MS: Terry may be onto something. I know everyone doesn’t want to believe that the Saints’ three road losses mean that much because they have won nine straight. But they lost to some bad teams on the road this season and Candlestick is a tough place to play.

HL: What the 49ers must be concerned with is how New Orleans changed its protection scheme after losing to the Rams and giving up six sacks. The Saints are going to have to deal with that. They are going to have to bring some pressure with four so they can play coverage. The Lions tried the same approach but did a poor job of tackling in the open field. The Lions should have had some three-and-outs and simply didn’t make tackles.

TB: The Saints even struggled mightily against Carolina this season. I’m not sold on the Saints even though I’ve always liked them. And this won’t be a fast track for them. Like I said on the show last weekend, it’s one of two stadiums below sea level in the NFL.

JJ: When I spoke with Payton, he didn’t think the 49ers would water down the field like you said on the show, but he was listening. He said he plans to take his team out to Candlestick on Friday around game time so they can check out the sunlight and also figure out what kind of cleats they plan to wear in the game.

TB: For all the attention on the 49ers this season, I find it pretty interesting that Coach Harbaugh doesn’t talk to anybody.

JJ: Once he said no to TV interviews, he’s simply sticking with it now and doesn’t want to change it during this crucial part of the season. He also doesn’t want to take the focus off of his players.

Czar: Tim Tebow is going to New England for a rematch of a regular-season game. What kind of defense will he see from the Patriots?

JJ: I can’t believe how poorly the Steelers defended against him last Sunday. I guess defensive coordinators don’t watch our show. I showed them all four weeks ago how to defend Tebow and that option offense.

TB: The Steelers had their safeties cheating up all the time, trying to stop the run. On almost all of his big throws, Tebow never had to worry about a safety over the top. He was simply passing to one guy who was covered by a cornerback. That’s pretty simple when you don’t have to worry about coverages in the secondary.

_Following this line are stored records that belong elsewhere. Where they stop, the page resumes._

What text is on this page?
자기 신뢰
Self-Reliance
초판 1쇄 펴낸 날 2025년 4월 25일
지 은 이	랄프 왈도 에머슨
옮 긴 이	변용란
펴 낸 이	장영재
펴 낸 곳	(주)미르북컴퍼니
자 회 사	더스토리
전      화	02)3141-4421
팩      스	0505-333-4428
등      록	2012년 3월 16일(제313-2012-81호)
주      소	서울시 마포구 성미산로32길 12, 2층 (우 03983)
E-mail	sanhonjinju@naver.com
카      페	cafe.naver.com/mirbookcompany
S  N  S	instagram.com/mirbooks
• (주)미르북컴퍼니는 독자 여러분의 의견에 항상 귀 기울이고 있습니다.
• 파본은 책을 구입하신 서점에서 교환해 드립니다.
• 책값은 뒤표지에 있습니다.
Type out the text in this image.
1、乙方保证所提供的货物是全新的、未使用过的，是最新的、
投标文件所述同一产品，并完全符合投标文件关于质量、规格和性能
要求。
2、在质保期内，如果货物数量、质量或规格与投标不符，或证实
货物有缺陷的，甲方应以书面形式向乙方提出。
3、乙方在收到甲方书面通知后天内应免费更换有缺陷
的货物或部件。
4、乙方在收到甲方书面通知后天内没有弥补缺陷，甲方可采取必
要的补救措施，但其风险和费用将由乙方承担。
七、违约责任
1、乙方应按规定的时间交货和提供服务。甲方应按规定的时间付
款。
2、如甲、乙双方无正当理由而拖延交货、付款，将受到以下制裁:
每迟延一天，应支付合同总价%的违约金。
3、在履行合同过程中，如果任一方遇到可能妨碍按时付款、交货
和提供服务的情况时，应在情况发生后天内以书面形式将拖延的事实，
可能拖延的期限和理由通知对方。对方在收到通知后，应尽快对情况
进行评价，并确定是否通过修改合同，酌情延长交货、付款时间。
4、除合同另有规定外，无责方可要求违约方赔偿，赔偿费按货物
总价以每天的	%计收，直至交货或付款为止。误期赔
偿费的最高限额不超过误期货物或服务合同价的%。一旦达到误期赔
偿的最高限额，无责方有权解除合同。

MS: I remember talking about Ryan Mundy playing safety for Ryan Clark, the Steelers player who had to skip the Denver game because he can’t play in the altitude. It looked like the Broncos took advantage of Clark being out of the game.

JJ: You can bet that Belichick knows how to line up his players against Tebow. They will get pressure, but mostly they will keep their safeties deep. When going against the option, you can’t have runners or receivers breaking the line of scrimmage with no defender back. The Patriots will be prepared for Tebow and Denver’s running game.

TB: What worries me is that New England has lost its last two home playoff games in 2009 and 2010. I’m not saying they are going to lose, but I’m sure Belichick has reminded his team about those losses and that they better control the home field.

Czar: Do most of you believe the Giants gained some confidence against the Packers with how they played in Week 13, despite losing in overtime?

MS: I totally agree. When the Giants played the Packers, Green Bay was still undefeated and they pushed the Packers to the limit. The Giants walked away from that game probably feeling they didn’t play their best ball and still came so close. They know now that they can hang with those guys. They shouldn’t have any fear of them.

HL: There is some strange stuff happening here. That loss to the Packers was the same score the Giants lost to the Patriots, 38-35, back in 2007 at the end of regular season. And we all know how that turned out for the Giants.

TB: I know the Giants are playing great defense, but let’s not forget what the Packers did this season. Home-field advantage is huge in the playoffs. The home fans must be worth three points for the Packers. Green Bay has all its offensive linemen back, plus Greg Jennings is also ready to go. There isn’t a quarterback playing this weekend who is cooler in the pocket than Aaron Rodgers.